[We’re pleased to welcome authors Jeremy D. Mackey of Auburn University, Philip L. Roth of Clemson University, Chad H. Van Iddekinge of Florida State University, and Lynn A Mcfarland of the University of South Carolina. They recently published an article in Group & Organization Management entitled “A Meta-Analysis of Gender Proportionality Effects on Job Performance,” which is currently free to read for a limited time. Below, they discuss their motivations and findings:]
Phil Roth, Chad Van Iddekinge, Lynn McFarland, and I began working on our study entitled “A Meta-Analysis of Gender Proportionality Effects on Job Performance” because we wanted to examine whether gender proportionality (i.e., the percentage of females in an organization) affects females’ job performance relative to males’ job performance. Overall, we found weak effects of gender proportionality on job performance. Specifically, we found support for a no token effect perspective rather than a linear or curvilinear token effect perspective. Our findings are important because they challenge the prevailing wisdom of critical mass theory and the tokenism hypothesis. We hope our study stimulates additional research in this important area of inquiry.

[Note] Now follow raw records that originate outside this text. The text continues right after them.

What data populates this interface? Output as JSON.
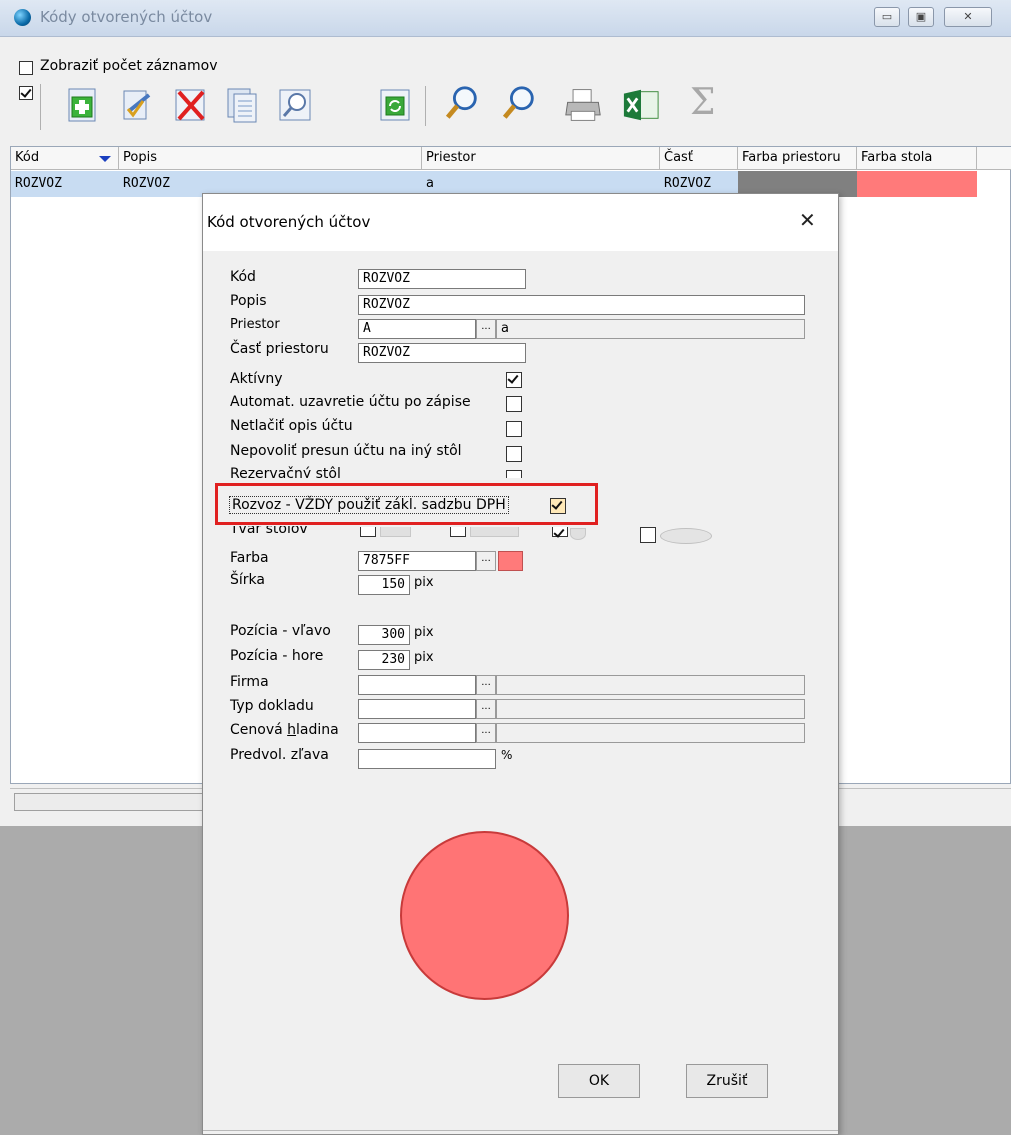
{
  "window": {
    "title": "Kódy otvorených účtov",
    "controls": {
      "minimize": "▭",
      "maximize": "▣",
      "close": "✕"
    }
  },
  "toolbar": {
    "show_count_label": "Zobraziť počet záznamov",
    "icons": [
      "add-icon",
      "edit-icon",
      "delete-icon",
      "copy-icon",
      "find-icon",
      "refresh-icon",
      "search-icon",
      "search-next-icon",
      "print-icon",
      "excel-icon",
      "sum-icon"
    ],
    "sum_glyph": "Σ"
  },
  "grid": {
    "columns": [
      "Kód",
      "Popis",
      "Priestor",
      "Časť",
      "Farba priestoru",
      "Farba stola"
    ],
    "rows": [
      {
        "kod": "ROZVOZ",
        "popis": "ROZVOZ",
        "priestor": "a",
        "cast": "ROZVOZ",
        "farba_priestoru": "#808080",
        "farba_stola": "#ff7a7a"
      }
    ]
  },
  "dialog": {
    "title": "Kód otvorených účtov",
    "close_glyph": "✕",
    "fields": {
      "kod": {
        "label": "Kód",
        "value": "ROZVOZ"
      },
      "popis": {
        "label": "Popis",
        "value": "ROZVOZ"
      },
      "priestor": {
        "label": "Priestor",
        "value": "A",
        "desc": "a"
      },
      "cast": {
        "label": "Časť priestoru",
        "value": "ROZVOZ"
      },
      "farba": {
        "label": "Farba",
        "value": "7875FF",
        "swatch": "#ff7a7a"
      },
      "sirka": {
        "label": "Šírka",
        "value": "150",
        "unit": "pix"
      },
      "poz_vlavo": {
        "label": "Pozícia - vľavo",
        "value": "300",
        "unit": "pix"
      },
      "poz_hore": {
        "label": "Pozícia - hore",
        "value": "230",
        "unit": "pix"
      },
      "firma": {
        "label": "Firma",
        "value": ""
      },
      "typ_dokladu": {
        "label": "Typ dokladu",
        "value": ""
      },
      "cenova_hladina": {
        "label_pre": "Cenová ",
        "label_u": "h",
        "label_post": "ladina",
        "value": ""
      },
      "predvol_zlava": {
        "label": "Predvol. zľava",
        "value": "",
        "unit": "%"
      }
    },
    "checkboxes": [
      {
        "label": "Aktívny",
        "checked": true
      },
      {
        "label": "Automat. uzavretie účtu po zápise",
        "checked": false
      },
      {
        "label": "Netlačiť opis účtu",
        "checked": false
      },
      {
        "label": "Nepovoliť presun účtu na iný stôl",
        "checked": false
      },
      {
        "label": "Rezervačný stôl",
        "checked": false
      },
      {
        "label": "Rozvoz - VŽDY použiť zákl. sadzbu DPH",
        "checked": true
      }
    ],
    "shape_label": "Tvar stolov",
    "shape_options": [
      {
        "name": "square",
        "checked": false
      },
      {
        "name": "rectangle",
        "checked": false
      },
      {
        "name": "circle",
        "checked": true
      },
      {
        "name": "ellipse",
        "checked": false
      }
    ],
    "dots_glyph": "...",
    "preview_color": "#ff7475",
    "ok_label": "OK",
    "cancel_label": "Zrušiť",
    "highlight_color": "#e02020"
  }
}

The most challenging aspect of conducting our research was its scope. Research that examines gender effects on performance has affected numerous fields, including management, applied psychology, sociology, and criminal justice. Thus, it was a challenge to determine the appropriate scope for our study so our results could be generalizable. Ultimately, we included data from 158 independent studies that included a total of 101,071 respondents.
The most surprising finding from our study was the consistent lack of support for linear or curvilinear effects of gender proportionality on job performance across types of performance (i.e., overall subjective job performance, task performance, OCBs, and objective performance) and features of study designs. Overall, our findings were consistent for respondents from civilian or military organizations, whether single or multiple organizations were included in each sample, regardless of whether respondents had managerial or non-managerial jobs, whether there were traditional stereotypes of men’s work or women’s work for respondents’ jobs, regardless of administrative or research purposes for each study, despite whether each study was published or unpublished, and regardless of the year of publication of each study.
Despite our findings, we encourage future research to examine gender proportionality effects on job performance and other organizational outcomes because it is important to understand the conditions in which gender proportionality affects organizational outcomes and the types of outcomes that are affected by gender proportionality.